Un autre lieu emblématique de l’élevage de chevaux fut Nexon, en Haute-Vienne. On s’occupa en effet d’élever des chevaux de luxe à Nexon dès le commencement du XVIIème siècle. Par la suite, un grand nombre de poulinières existèrent à Nexon et presque tous leurs produits étaient vendus pour les écuries du Roi et pour les officiers supérieurs de l’armée. Les haras de Pompadour en achetèrent plusieurs. Au XIXème siècle, la famille Gay de Nexon poursuivit cette activité et fit courir des chevaux. Ce n’est qu’à la fin du siècle suivant que Ferréol de Nexon, héritier du domaine et des terres, abandonna peu à peu l’élevage chevalin devenu peu rentable. Après avoir cédé le château à la municipalité en 1983, il vendit sa dernière poulinière en 1990 et mit fin, à 500 ans d’histoire de sa famille et de l’élevage du cheval dans le bourg de Nexon.
Les environs de Limoges disposent de L’hippodrome de Texonnieras, qui se situe à Couzeix. Inauguré en 1821 et modernisé au début des années 1970, il est ouvert au galop avec une piste en herbe de 2 000 mètres et au trot avec une piste en sable de 1 300 mètres, avec corde à droite. Il s’agit aussi d’un centre équestre situé à environ 500 m de l’hippodrome. Le Dorat accueille aussi un hippodrome, où l’on pratique le plat, le trot et l’obstacle.
Les bons services militaires du cheval limousin entraînèrent de fréquentes réquisitions sous la République et le Premier Empire, en particulier pour la guerre de Vendée et les différentes guerres napoléoniennes, ce qui causa une raréfaction de la race. Croisé à l’Arabe et au Pur-Sang durant le XIXème siècle, puis reconverti dans les courses hippiques, le cheval limousin disparaît à l’orée du XXème, en particulier sous l’influence de l’Anglo-Arabe.

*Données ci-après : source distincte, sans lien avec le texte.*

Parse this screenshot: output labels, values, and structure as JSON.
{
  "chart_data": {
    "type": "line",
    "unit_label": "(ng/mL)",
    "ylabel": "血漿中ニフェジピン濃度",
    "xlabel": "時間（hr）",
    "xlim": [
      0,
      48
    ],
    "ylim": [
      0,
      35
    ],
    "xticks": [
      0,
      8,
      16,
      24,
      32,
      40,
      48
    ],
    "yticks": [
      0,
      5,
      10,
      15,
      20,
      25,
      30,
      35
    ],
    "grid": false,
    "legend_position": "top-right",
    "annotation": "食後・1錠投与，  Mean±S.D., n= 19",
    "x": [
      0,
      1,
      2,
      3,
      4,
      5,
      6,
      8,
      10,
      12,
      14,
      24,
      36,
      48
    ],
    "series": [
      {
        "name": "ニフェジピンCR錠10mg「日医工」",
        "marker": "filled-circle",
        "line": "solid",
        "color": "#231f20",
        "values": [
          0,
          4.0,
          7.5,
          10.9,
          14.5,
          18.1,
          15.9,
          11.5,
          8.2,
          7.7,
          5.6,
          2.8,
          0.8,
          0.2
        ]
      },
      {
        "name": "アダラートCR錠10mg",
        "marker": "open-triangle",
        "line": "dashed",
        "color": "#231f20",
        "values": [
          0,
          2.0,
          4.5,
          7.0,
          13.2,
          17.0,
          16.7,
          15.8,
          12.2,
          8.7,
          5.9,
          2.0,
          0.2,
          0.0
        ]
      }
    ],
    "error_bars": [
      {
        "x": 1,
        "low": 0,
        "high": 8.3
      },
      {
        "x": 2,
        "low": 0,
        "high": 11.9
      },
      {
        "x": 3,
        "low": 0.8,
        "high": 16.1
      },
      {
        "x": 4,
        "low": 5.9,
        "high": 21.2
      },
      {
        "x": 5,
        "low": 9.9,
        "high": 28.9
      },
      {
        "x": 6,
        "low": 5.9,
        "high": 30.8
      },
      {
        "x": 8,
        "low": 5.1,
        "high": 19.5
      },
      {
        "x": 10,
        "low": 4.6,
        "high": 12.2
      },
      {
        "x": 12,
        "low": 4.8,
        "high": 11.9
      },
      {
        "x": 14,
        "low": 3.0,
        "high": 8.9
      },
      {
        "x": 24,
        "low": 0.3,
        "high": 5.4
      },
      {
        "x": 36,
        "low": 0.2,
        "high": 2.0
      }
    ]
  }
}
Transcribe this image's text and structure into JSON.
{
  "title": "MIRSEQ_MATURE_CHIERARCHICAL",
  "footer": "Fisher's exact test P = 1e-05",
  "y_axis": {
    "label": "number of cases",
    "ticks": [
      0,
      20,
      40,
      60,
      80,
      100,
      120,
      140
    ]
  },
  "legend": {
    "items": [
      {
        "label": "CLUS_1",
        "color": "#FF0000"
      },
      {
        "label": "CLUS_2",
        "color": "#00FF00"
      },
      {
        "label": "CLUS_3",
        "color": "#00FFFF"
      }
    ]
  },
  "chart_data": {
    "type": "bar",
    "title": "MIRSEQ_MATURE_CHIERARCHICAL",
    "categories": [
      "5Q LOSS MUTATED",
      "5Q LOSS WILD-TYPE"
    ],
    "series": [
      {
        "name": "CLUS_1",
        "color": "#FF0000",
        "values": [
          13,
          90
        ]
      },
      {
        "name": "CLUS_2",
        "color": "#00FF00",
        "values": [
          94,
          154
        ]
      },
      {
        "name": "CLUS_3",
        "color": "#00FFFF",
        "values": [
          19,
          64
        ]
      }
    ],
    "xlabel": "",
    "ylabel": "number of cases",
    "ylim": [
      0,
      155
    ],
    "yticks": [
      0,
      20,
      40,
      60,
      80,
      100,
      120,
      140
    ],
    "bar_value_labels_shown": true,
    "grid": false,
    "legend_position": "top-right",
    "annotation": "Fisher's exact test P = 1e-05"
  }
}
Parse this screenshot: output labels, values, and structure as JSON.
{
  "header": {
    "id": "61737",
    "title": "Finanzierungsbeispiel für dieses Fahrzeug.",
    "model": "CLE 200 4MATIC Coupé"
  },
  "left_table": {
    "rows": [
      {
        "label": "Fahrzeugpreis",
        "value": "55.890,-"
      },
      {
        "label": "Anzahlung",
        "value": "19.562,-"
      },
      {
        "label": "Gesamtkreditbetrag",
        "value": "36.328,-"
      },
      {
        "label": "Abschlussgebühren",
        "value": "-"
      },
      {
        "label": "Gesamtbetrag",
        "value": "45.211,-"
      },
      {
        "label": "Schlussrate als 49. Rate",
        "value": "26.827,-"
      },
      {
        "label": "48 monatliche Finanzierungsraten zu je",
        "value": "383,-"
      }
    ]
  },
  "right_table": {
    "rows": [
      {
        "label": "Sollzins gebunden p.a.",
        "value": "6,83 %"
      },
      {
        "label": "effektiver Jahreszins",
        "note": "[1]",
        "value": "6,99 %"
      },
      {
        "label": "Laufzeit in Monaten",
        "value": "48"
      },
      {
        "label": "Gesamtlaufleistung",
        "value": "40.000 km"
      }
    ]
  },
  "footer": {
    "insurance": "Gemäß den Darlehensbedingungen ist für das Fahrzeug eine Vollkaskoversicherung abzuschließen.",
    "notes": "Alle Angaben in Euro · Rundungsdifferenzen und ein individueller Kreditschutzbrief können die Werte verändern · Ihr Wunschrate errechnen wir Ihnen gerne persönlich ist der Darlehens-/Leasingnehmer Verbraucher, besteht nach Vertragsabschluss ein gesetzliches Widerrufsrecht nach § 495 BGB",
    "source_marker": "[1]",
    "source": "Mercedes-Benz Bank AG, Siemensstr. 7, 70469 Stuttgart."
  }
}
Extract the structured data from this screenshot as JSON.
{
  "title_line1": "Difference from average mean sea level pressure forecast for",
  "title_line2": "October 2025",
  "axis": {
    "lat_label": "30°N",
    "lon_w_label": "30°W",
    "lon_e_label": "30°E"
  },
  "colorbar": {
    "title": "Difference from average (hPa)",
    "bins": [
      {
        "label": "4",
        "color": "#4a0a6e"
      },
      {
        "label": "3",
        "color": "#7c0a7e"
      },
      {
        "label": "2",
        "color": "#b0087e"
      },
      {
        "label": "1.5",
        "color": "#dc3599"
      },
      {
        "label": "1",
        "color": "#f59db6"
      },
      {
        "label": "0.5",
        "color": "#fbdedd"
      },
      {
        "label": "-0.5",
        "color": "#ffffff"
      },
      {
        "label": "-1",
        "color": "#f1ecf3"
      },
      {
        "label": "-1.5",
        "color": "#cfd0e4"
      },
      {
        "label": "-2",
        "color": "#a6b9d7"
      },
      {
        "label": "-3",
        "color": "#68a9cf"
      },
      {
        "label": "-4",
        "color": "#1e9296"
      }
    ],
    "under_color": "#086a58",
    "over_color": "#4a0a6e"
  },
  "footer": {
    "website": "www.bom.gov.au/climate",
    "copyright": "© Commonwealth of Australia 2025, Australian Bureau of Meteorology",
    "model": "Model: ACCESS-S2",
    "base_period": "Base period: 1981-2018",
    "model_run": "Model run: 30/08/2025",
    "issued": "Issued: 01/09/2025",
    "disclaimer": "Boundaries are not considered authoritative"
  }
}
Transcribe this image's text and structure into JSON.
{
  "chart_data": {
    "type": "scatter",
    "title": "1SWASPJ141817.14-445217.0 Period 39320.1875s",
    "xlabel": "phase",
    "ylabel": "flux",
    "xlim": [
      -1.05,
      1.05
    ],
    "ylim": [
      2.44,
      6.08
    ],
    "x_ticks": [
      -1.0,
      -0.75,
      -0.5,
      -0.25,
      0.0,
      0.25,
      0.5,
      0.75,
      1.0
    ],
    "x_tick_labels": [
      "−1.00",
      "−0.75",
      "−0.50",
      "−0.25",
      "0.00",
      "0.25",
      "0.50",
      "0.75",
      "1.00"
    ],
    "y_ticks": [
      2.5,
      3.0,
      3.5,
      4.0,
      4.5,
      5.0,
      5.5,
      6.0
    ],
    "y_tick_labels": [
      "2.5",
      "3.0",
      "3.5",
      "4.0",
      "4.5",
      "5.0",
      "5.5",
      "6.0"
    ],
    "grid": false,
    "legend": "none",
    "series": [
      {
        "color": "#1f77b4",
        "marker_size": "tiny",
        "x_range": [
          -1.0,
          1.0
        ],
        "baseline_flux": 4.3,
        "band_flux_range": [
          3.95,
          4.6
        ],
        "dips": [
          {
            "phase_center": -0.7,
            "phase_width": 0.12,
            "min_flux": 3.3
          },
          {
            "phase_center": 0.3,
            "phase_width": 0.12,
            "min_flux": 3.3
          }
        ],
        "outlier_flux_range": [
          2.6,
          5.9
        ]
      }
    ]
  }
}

Aujourd’hui, nombreux sont les centres équestres dans la région. Les circuits de randonnées équestres, très nombreux, permettent de faire le tour du lac de Saint-Pardoux, de caracoler à travers les bruyères des Monédières, de s’enfoncer dans les mystères des Monts de Blond ou encore de faire étape sous des tipis à Vassivière. A Alleyrat, de robustes chevaux de trait emmènent toute la famille pour une randonnée attelée et un pique-nique dans la vallée de la Creuse. Différentes formules offrent la possibilité de partir seul ou accompagné, et de jalonner ses balades de haltes en chambres d’hôtes et en tables du terroir.